His father’s diffident comparison of the Hepplestalls with the Samurai came back to him. Yes, one ought to serve, but it wasn’t necessary to go to Staithley to be a Samurai. One could be a Samurai in London. He, decisively, was forced to be a Samurai in London because he had married Mary Arden and to wrench her from her vocation, to take her away from London, was unthinkable.

There was no hurry to set about discovering the place of a Samurai in modern London. Like everybody else he had, with superlative reason, promised himself a good time after the war, and if the good time had its unforeseen drawbacks, that was no ground for refusing to enjoy all the good there was. Mary was not the whole of the good time, but she was its center. He supposed he couldn’t—certainly he couldn’t; there were other things in life than a wife—concentrate indefinitely on Mary, but this world of the theater to which she belonged was so jolly, so strange to him, so unaccountably enthralling. He became expert in its politics and its gossip. He was obsessed by it through her who had never been obsessed. He was duped, as she had never been since Hugh Darley applied his corrective to her childish errors, by the terribly false perspective of the theater. He saw the theater, indeed, in terms of Mary; several times a week he sat through her scenes in a stall at the Galaxy, and when she scoffed at the idiotic pride he took in gleaning inside information, in knowing what so and so was going to do before the announcement appeared in the papers, and at being privileged to go to some dress-rehearsals, it was, he thought, only because she was used to it all while he came freshly to it. He might even find that a Samurai was needed in the theater. Would Mary like him to put up a play for her? He thought her reply hardly fair to the excellence of his intentions. But if she refused, incisively, to let him be a Samurai of the theater, she was troubled to see him continue his education of an initiate.

He was self-persuaded that his fussy loafing had importance, when it was, at most, a turbid retort to conscience.
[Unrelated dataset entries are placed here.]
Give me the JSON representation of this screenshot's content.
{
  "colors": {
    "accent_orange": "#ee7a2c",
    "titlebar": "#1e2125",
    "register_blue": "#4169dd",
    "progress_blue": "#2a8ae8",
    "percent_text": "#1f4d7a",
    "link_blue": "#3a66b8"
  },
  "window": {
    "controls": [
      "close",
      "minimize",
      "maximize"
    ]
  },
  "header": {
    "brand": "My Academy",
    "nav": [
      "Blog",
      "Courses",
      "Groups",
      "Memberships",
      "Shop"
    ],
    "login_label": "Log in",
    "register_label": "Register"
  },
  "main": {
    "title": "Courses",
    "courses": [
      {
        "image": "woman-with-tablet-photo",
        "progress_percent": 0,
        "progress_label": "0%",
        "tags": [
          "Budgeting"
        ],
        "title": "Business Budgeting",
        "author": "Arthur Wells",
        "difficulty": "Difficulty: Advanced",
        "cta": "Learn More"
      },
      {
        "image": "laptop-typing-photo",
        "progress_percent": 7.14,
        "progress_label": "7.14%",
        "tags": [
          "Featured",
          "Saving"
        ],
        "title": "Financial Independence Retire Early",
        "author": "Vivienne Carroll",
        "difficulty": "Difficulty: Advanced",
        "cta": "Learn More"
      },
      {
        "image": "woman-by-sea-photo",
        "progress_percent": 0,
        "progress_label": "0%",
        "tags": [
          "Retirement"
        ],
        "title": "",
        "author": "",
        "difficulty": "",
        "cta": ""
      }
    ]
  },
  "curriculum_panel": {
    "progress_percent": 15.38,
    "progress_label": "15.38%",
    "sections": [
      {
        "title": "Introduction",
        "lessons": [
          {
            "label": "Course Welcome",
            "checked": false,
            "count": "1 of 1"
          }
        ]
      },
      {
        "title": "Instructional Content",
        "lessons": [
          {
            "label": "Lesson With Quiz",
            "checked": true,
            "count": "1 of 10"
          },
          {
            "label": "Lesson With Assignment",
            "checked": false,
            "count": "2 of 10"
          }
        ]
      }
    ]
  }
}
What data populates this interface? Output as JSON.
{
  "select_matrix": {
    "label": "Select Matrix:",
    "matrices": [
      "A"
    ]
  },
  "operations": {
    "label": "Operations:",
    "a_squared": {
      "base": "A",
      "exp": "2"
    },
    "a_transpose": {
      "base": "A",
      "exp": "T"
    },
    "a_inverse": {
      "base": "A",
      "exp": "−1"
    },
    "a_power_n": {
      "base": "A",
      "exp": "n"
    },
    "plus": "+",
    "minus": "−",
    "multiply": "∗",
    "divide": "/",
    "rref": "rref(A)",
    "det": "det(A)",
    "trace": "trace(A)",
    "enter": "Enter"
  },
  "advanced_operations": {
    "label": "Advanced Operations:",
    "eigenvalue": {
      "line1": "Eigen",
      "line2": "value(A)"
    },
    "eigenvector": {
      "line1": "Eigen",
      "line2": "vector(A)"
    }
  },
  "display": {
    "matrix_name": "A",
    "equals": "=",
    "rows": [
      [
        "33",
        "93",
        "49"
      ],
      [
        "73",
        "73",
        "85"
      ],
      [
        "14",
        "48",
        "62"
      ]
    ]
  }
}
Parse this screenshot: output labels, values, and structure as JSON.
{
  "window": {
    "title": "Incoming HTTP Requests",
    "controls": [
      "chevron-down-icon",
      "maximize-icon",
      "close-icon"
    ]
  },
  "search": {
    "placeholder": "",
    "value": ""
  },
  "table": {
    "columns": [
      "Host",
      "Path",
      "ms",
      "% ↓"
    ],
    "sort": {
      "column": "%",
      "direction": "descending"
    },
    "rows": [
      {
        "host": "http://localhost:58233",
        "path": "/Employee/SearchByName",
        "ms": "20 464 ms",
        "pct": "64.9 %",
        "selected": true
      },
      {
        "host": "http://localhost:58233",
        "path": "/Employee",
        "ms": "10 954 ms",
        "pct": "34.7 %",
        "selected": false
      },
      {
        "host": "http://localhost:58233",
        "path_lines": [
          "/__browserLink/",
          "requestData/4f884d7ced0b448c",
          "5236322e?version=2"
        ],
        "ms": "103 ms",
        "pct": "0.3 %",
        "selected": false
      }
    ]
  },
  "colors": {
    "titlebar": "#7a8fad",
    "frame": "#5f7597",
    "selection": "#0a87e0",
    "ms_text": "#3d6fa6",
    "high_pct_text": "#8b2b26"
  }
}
He was feeling his way, he was learning the ropes, he was meditating his plans, and there was no lack of flattering council offered to the husband of Mary Arden who was, besides, rich.=

````Big fleas have little fleas ````Upon their backs to bite ’em. ````These fleas have other fleas ````And so, ad infinitum.=

Morally, he was the little flea on Mary’s back, and he was collecting parasites on his own. Then William’s letter came, offering a clean cut from Staithley and an annihilating reply to his conscience.

He didn’t need Gertrude’s letter to show him exactly what William’s and William’s enclosure meant. He read clearly between the lines that William wobbled. “He’s on the fence,” he thought, “he doesn’t need a push to shove him over,—he needs a touch.” Then Rupert and William, acting together, must face a hostile Board of conservative Hepplestalls, and a nasty encounter he expected it to be. They wouldn’t spare words about his father’s son.

But that was a small price to pay for freedom; Rupert and William had the whip hand and the rest of the Hepplestalls could howl, they could—they would; he could hear them—shriek “Treachery” and “Blasphemy” at him, but it was only a case of keeping a stiff upper lip through an unpleasant quarter of an hour, and he was quit of the Service for ever. There would no longer be a Service.